Marie Chouinard’s justification for her crutch piece – her ballet-with-prosthetics take, which might be called the Goldberg Variations Variations – was as well constructed as the piece was: she came on stage, set a 19-minute timer on her phone, gave a lecture with shockingly awesome video and still photos, cut to the chase, and even accepted questions, before counting herself down and out for the last 12 seconds.  That was a Class Act, to show the architecture of the inflexible time limit as part of the art of respecting it, as well as respecting the audience, and the other performers and presenters.  Left me wanting more.  I could probably be persuaded to run away and join her arts colony, if she’s got one going.
 
Here, the musical credits on Chouinard’s website are what I would expect and wish for in the festival or conference, but cannot find anywhere (in Toronto):
Louis Dufort: Variations on the Variations,
Johann Sebastian Bach: Goldberg Variations,
Variations 5, 6, 8
Vocal Extracts of Glenn Gould
 
That even gets me to one of her main points, that our humanity is increased when we breathe with another human, especially during an artistic creation. Lotsa breath in the excerpts Chouinard showed, and the thing with the microphone in the mouth, now that was breathtaking, especially in duet – or antiphonally, rather – with the guy who had Goldberg variations a-twitching in his pelvis.  Whew!
 
By the way ...
 
I would bet there were a full two minutes of untimed silence, by the way, before Robert Wilson spoke.  Unprepared silence, and uncomfortable by all the rules, except his.  Now that’s an idiosyncratic artist.
 
Odds and Ends: 
 
I’m really sorry I was late, from a previous engagement, as I’d wanted to hear Tim Page, certainly.  And I hope there was nothing unmissable at the end, as I needed to leave early, even during the performance of someone who outstayed his welcome.

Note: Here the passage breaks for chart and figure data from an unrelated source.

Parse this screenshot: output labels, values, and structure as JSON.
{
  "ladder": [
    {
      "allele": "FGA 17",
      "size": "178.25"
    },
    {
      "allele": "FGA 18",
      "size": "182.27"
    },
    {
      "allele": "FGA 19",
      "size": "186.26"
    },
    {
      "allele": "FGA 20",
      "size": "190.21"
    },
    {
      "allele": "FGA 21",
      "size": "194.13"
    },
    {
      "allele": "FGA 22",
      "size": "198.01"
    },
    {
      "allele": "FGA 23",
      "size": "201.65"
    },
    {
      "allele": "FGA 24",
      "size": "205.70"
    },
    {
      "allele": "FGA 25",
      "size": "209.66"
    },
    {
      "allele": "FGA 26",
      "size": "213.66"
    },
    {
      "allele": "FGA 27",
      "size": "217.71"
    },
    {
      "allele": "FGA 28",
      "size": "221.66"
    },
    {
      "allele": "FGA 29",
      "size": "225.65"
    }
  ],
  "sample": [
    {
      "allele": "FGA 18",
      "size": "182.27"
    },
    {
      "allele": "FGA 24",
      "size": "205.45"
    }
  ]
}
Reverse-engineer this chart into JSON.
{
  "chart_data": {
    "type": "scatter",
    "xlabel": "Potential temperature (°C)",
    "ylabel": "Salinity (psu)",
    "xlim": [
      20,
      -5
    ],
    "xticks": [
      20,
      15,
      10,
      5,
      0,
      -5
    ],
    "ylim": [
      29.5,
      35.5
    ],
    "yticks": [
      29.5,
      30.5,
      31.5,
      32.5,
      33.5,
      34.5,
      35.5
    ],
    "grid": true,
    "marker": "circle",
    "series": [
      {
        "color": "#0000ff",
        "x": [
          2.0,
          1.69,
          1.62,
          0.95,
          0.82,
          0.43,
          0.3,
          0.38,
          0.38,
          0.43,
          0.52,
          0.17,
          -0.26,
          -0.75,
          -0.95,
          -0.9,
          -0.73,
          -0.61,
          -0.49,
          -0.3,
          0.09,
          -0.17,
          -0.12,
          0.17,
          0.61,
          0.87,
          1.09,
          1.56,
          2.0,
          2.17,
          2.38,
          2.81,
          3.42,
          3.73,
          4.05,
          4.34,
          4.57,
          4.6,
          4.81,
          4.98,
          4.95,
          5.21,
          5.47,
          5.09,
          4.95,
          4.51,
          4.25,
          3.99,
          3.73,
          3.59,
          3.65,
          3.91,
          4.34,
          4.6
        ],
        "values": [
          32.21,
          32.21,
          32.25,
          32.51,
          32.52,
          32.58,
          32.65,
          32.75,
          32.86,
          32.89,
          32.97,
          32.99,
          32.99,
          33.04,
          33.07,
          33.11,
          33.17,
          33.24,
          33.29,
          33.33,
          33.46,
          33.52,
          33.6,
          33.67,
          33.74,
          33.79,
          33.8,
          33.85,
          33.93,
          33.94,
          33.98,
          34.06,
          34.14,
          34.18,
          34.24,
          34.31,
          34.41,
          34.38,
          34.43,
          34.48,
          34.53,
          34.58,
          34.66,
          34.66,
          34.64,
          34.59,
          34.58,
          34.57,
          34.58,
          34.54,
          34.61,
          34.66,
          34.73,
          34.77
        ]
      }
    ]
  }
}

Clever, maybe, but ... I couldn’t justify it. 
 
Hell is bad rhymes
 
Certainly, I’m not in favour of more new verses to Leonard Cohen’s “Hallelujah,” necessarily, but ... I would be ready to consider them at least, were they a little lighter on the cheese, and less emphatically square, as to rhyme, “do you” with Hallelujah.  God bless the Faculty of Music, and in the world to come, let them all learn vernacular singing pronunciations, right alongside the High Culture Choral Way.  You say do you, but I say do ya.  No other way, really, izzair?
 
Sunday Morning?  I’ll be ... Bach.
 
I’ll be attending the church of the one true Gould, at Con Hall.  Maybe I’ll have seen you there.